Figure d'abandon de pouvoir recouverte de cuir de BAMUM (Tam Mayoh-Mabouo - caution d'autorité de pré-audience)
Une sculpture en bois incroyablement puissante et complexe, entièrement recouverte de cuir animal sombre. Elle représente une figure de chef debout avec une coupe massive munie d'un couvercle qui constitue sa partie centrale. Une figure guerrière plus petite, accroupie, fait office de caryatide, soutenant le bol par le bas.
1. style esthétique et monumentalité recouverte de peau
Cet objet de la chefferie Tam Mayoh/Mabouo est une performance esthétique époustouflante. Il associe la complexité monumentale et structurelle de la sculpture bamum à la technique inquiétante du revêtement de peau (typiquement associée à la région de Cross River - cf. objets 241-242 de Kouoboum). La peau d'animal mouillée était tendue sur la sculpture élaborée à plusieurs niveaux - y compris le chef, le bol massif et le guerrier sous-jacent. En séchant, elle s'est rétractée dans les fissures profondes, créant une présence visuelle sombre, charnue et intimidante. Comme Hornek le confirme explicitement, la capuche et le collier du chef indiquent le rang élevé du personnage principal.
2 Fonction rituelle et transmission du pouvoir
Comme Hornek le documente en détail - et c'est l'un des mécanismes psychologico-politiques les plus sophistiqués de la collection - cet objet se trouvait juste devant les locaux du chef de clan.
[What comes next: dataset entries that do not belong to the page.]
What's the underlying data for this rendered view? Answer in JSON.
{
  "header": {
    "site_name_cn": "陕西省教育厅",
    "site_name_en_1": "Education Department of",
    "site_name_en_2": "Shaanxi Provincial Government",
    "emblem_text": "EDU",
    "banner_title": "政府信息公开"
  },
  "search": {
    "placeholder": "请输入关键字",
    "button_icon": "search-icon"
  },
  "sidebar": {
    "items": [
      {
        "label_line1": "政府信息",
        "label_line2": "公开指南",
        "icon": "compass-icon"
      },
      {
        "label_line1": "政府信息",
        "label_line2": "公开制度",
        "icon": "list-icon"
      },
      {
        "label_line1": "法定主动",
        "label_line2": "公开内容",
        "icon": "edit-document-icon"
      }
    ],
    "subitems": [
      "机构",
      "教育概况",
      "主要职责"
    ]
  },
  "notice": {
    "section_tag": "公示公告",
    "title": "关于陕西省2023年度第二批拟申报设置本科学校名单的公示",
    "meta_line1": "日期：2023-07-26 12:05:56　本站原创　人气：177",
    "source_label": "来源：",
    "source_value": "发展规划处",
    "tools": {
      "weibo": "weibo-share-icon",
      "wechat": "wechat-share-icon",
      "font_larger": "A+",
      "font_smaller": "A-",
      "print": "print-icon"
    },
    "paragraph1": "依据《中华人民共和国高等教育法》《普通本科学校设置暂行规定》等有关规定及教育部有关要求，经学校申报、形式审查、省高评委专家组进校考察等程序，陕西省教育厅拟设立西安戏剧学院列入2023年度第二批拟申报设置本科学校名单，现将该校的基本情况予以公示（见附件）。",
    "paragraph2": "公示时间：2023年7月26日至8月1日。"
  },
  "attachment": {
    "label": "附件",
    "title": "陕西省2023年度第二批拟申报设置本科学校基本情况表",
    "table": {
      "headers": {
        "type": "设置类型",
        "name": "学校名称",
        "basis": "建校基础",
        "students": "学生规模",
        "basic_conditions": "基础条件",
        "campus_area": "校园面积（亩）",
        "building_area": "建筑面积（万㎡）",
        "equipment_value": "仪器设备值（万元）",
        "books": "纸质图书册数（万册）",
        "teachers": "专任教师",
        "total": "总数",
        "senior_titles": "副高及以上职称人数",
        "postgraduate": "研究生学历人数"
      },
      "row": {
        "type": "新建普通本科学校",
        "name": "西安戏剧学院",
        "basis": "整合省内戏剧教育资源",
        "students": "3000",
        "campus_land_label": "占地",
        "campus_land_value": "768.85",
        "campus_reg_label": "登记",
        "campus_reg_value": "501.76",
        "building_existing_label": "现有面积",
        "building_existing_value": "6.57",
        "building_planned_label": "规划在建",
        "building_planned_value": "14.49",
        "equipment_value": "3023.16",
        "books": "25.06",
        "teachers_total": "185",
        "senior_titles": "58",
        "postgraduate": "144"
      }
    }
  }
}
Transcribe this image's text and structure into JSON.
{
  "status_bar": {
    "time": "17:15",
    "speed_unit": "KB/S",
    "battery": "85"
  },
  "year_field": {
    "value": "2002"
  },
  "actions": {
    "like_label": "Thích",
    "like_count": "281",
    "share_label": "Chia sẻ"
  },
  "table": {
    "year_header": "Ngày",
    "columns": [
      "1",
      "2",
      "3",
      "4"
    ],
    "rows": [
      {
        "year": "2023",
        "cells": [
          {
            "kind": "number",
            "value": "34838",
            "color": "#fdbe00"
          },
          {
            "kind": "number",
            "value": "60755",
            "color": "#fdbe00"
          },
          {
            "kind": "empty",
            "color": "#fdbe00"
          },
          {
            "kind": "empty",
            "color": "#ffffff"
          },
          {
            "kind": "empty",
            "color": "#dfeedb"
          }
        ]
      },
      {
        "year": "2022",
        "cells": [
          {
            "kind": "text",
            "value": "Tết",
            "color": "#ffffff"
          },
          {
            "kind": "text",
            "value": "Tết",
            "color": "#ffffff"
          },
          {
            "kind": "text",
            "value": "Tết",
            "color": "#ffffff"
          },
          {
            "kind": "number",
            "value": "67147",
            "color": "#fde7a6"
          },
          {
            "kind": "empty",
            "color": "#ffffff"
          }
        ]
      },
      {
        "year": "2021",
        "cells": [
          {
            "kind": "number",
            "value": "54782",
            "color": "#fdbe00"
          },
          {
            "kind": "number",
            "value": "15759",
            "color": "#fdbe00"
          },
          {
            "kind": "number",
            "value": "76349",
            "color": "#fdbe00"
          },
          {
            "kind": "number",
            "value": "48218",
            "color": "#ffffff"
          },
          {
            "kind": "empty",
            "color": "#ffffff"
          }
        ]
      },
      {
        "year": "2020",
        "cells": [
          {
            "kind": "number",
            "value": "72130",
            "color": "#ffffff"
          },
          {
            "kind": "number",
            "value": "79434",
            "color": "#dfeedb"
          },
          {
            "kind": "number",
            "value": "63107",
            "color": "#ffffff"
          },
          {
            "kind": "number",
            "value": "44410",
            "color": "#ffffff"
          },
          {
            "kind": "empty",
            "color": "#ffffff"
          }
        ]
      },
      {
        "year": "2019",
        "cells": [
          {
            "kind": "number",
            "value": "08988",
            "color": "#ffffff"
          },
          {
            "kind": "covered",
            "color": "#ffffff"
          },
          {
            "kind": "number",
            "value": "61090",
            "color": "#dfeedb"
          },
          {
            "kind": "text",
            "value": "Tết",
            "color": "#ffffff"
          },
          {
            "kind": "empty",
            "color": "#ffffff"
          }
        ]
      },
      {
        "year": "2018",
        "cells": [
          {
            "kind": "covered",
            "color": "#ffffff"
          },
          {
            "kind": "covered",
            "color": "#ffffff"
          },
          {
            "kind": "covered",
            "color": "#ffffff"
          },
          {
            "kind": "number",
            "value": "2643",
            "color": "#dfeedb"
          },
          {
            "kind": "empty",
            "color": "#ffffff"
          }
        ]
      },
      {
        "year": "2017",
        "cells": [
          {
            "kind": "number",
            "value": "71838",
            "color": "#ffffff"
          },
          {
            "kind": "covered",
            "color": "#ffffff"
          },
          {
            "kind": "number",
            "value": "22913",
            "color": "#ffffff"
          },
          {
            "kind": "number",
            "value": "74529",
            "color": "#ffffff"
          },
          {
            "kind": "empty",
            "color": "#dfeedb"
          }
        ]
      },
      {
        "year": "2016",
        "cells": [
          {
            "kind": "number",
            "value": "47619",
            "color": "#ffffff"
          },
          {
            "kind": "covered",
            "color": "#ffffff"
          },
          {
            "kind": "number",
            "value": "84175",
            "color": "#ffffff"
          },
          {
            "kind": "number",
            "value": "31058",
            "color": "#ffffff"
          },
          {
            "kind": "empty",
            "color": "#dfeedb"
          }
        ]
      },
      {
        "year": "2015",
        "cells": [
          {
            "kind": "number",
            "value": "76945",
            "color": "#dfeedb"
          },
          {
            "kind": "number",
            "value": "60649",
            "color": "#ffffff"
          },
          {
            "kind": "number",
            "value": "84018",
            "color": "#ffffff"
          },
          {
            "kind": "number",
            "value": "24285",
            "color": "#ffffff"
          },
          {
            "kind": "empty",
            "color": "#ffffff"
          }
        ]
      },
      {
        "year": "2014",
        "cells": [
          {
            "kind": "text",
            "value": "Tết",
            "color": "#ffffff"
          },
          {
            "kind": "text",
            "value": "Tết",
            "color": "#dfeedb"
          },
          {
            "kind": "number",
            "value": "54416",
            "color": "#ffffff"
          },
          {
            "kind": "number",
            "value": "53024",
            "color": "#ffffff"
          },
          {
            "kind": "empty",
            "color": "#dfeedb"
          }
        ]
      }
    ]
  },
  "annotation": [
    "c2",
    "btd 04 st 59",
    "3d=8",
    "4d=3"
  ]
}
Le mécanisme littéral de Hornek :
"Toute personne qui lui rendait visite - de son plein gré ou appelée - devait y déposer symboliquement son autorité afin de se présenter devant le chef en tant que 'sans pouvoir'. Le chef puissant pouvait alors agir à sa guise avec le 'sujet sans pouvoir'. A la fin de l'audience, les "sans-pouvoir" récupéraient leur pouvoir dans le bol. Pour éviter ce 'jeu' de la perte de pouvoir, de nombreux membres de la tribu renoncent à rendre volontairement visite au chef"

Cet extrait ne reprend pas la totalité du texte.